Но Седакова говорит, что “работа понимания для меня всегда была так же притягательна, как создание стихов”. И это естественно при взгляде на искусство не как на цель, но как на средство увидеть и понять. Самовыражение малоинтересно, автор отходит в сторону, “чтобы предмет стихов из объекта изображения превратился в субъект высказывания… художник же оставляет за собой позицию слушателя этой речи, его слова — не столько голос автора, сколько его слух”. Слова, которые стремятся исчезнуть, сделаться прозрачными перед предметом. “Жесту выражения я предпочту сообщение. Когда что-то передают…, то стараются не делать резких движений, чтобы не разбить, не расплескать, не уронить… Гид и переводчик с языка молчания — вот и вся роль поэта. А ждем ли мы от гида и переводчика рассказа о себе и признаний в духе “Я пьян давно”?”
Мир связей и метаморфоз. “Мне хочется, чтобы никогда не закрывалась другая возможность, чтобы все могло быть и собой, и другим, и иметь перспективу преобразиться в неведомо что”. Соприсутствие, взаимное обогащение — и напряжение силовых линий. Блудный сын из евангельской притчи — вода: “Не я ли жил, не я ли был водою / и сам себя отобразил в конце”. И “хлеб твой ест тебя, как пламя”, и “камень кусками раскидывал свет”. Так можно увидеть жизнь вещей без человека, “где высота сама себя играет / на маленьком органе деревенском”. И человека — “в самом центре человеческого существования, там, где человек предельно одинок, в области соприкосновения с главным…” Состояния смерти, счастья, любви, болезни, обретения себя и отказа от себя. Ощущения в себе голоса Бога. Как тяжело вынести образ, который “руки ломает”, когда даже вода — средоточие плавности и текучести — ломается на куски, и тьма падает в то ужасное, что является тьмой уже для темноты. И как человек вовлекается в это движение, захватывающее и его, и вещи: “Размахивать будет, как сердцем Давида, болезнью, и крышей, и кожей моей”, — и становится “про всех и у всех на устах” — если он согласится на этот взмах, на поражение “оружьем пощады”. Поэт посылает впереди себя слово — в область неизвестного — и слушает потом, что оно ему скажет. Говорить о неповседневном опыте, не оставаясь при опустошенных языком тенях событий и не поступаясь той сложностью, что накоплена в каждом из нас.

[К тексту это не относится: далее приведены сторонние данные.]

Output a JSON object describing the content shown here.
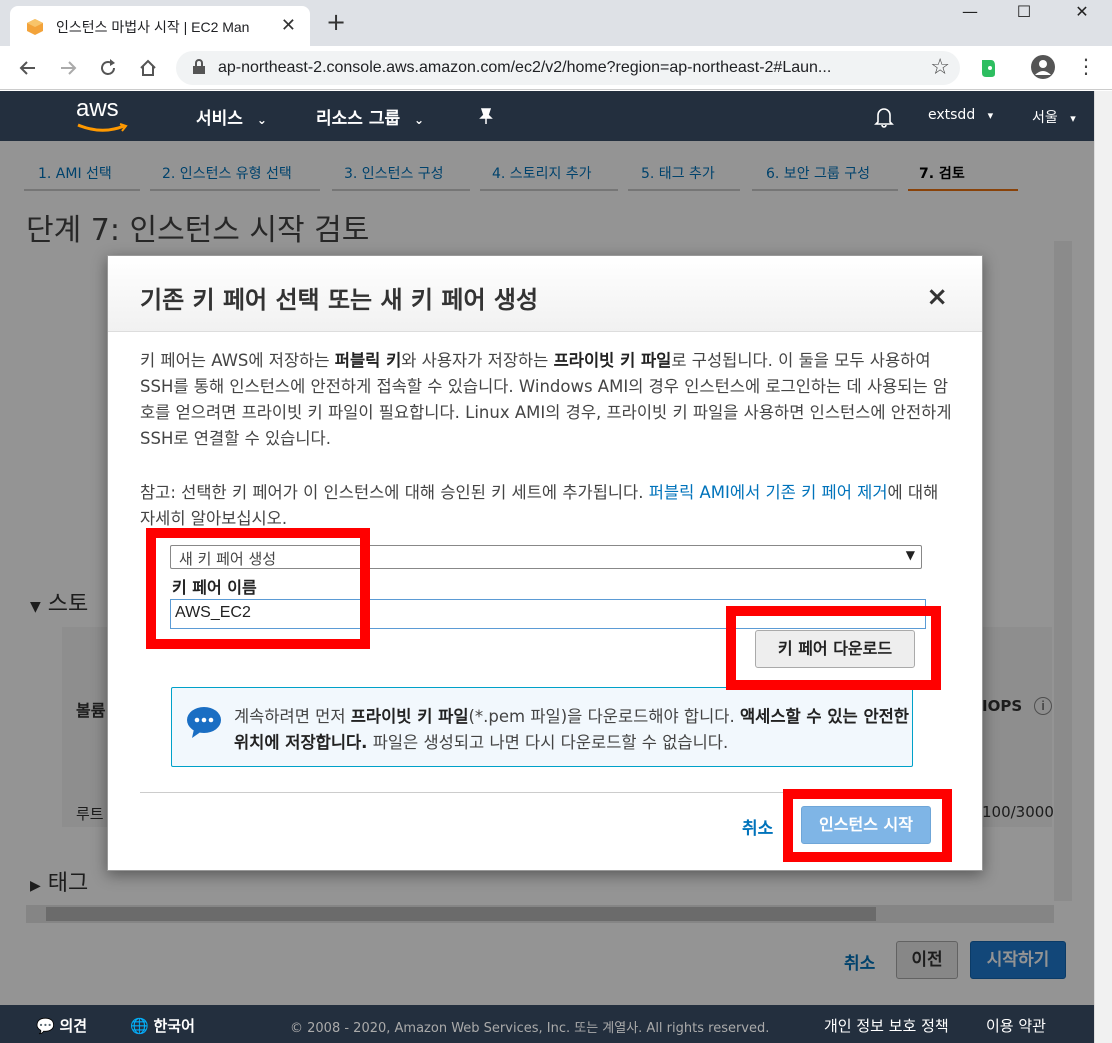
{
  "browser": {
    "tab_title": "인스턴스 마법사 시작 | EC2 Man",
    "tab_close": "✕",
    "new_tab": "+",
    "url": "ap-northeast-2.console.aws.amazon.com/ec2/v2/home?region=ap-northeast-2#Laun...",
    "minimize": "—",
    "maximize": "☐",
    "close": "✕"
  },
  "aws_header": {
    "logo": "aws",
    "services": "서비스",
    "resource_groups": "리소스 그룹",
    "account": "extsdd",
    "region": "서울"
  },
  "wizard": {
    "steps": [
      "1. AMI 선택",
      "2. 인스턴스 유형 선택",
      "3. 인스턴스 구성",
      "4. 스토리지 추가",
      "5. 태그 추가",
      "6. 보안 그룹 구성",
      "7. 검토"
    ],
    "title": "단계 7: 인스턴스 시작 검토",
    "storage_section": "스토",
    "tags_section": "태그",
    "table_col_volume": "볼륨",
    "table_col_iops": "IOPS",
    "table_row_root": "루트",
    "table_row_iops": "100/3000",
    "cancel": "취소",
    "previous": "이전",
    "launch": "시작하기"
  },
  "modal": {
    "title": "기존 키 페어 선택 또는 새 키 페어 생성",
    "close": "×",
    "para1_a": "키 페어는 AWS에 저장하는 ",
    "para1_b": "퍼블릭 키",
    "para1_c": "와 사용자가 저장하는 ",
    "para1_d": "프라이빗 키 파일",
    "para1_e": "로 구성됩니다. 이 둘을 모두 사용하여 SSH를 통해 인스턴스에 안전하게 접속할 수 있습니다. Windows AMI의 경우 인스턴스에 로그인하는 데 사용되는 암호를 얻으려면 프라이빗 키 파일이 필요합니다. Linux AMI의 경우, 프라이빗 키 파일을 사용하면 인스턴스에 안전하게 SSH로 연결할 수 있습니다.",
    "para2_a": "참고: 선택한 키 페어가 이 인스턴스에 대해 승인된 키 세트에 추가됩니다. ",
    "para2_link": "퍼블릭 AMI에서 기존 키 페어 제거",
    "para2_b": "에 대해 자세히 알아보십시오.",
    "select_value": "새 키 페어 생성",
    "key_pair_label": "키 페어 이름",
    "key_pair_value": "AWS_EC2",
    "download_button": "키 페어 다운로드",
    "info_a": "계속하려면 먼저 ",
    "info_b": "프라이빗 키 파일",
    "info_c": "(*.pem 파일)을 다운로드해야 합니다. ",
    "info_d": "액세스할 수 있는 안전한 위치에 저장합니다.",
    "info_e": " 파일은 생성되고 나면 다시 다운로드할 수 없습니다.",
    "cancel": "취소",
    "launch_instance": "인스턴스 시작"
  },
  "footer": {
    "feedback": "의견",
    "language": "한국어",
    "copyright": "© 2008 - 2020, Amazon Web Services, Inc. 또는 계열사. All rights reserved.",
    "privacy": "개인 정보 보호 정책",
    "terms": "이용 약관"
  },
  "colors": {
    "aws_dark": "#232f3e",
    "link_blue": "#0073bb",
    "highlight_red": "#ff0000"
  }
}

Современная литература поражена обидой, страхом, жалобой на недоданное. Седакова знает состояния безнадежности и бессилия — но знает, что мир ими далеко не исчерпывается. Ведь “река времян прежде, чем унести подарки, приносит их”. Время — не только поток смертей, но и ежеминутное рождение. “Как будто есть некая самоочевидная, не требующая доказательств посылка: правда жестока, элементарна, безнадежна… Но негативная концепция “истины” ничуть не более доказательна и “научна”, чем позитивная”. Мир достоин доверия. “Несчастен, / кто беседует с гостем и думает о завтрашнем дне… / кто берет аккорд и думает, / каким будет второй, — / несчастен боязливый и скупой”. Мир заслуживает жалости, распространяющейся даже на смерть. (“Одна вода у нее впереди, / и тысячу раз мне жаль, / что она должна и должна идти, / как будто сама — не даль…”) А похвала поэзии — это также подмосковные деревни, сны, предметы, память…
Дело поэта — быть причиной свободы. Поэзия — это вызов и беспокойство. Красота “разбивает нас. Это боль собственного изменения, …болезненность рождения неизвестного Я… Готовые формы тем и соблазнительны, что они обещают, что все обойдется без страданий…” Необходим отказ от инертных, недостаточно парадоксальных крайностей — чтобы “умеренность, мера играла, как радуги в отграненном стекле”. Многоцветность ответственного понимания, “игра сопряженных, но не слившихся начал” — вместо монотонности последовательного выбора. Седаковой принадлежит критика фальши и пустоты слишком многих явлений современной культуры, в которой демонстрация очередного неэстетического предмета — уже давно не факт эпатажа, но “факт конформизма к некоторой “современной” норме” — и одновременно критика морализма, убивающего не только искусство, но все существующее (“смысл не в том, что есть; из того, что есть, нужно еще извлечь моральный корень. Корень извлечь, а ботву выбросить”).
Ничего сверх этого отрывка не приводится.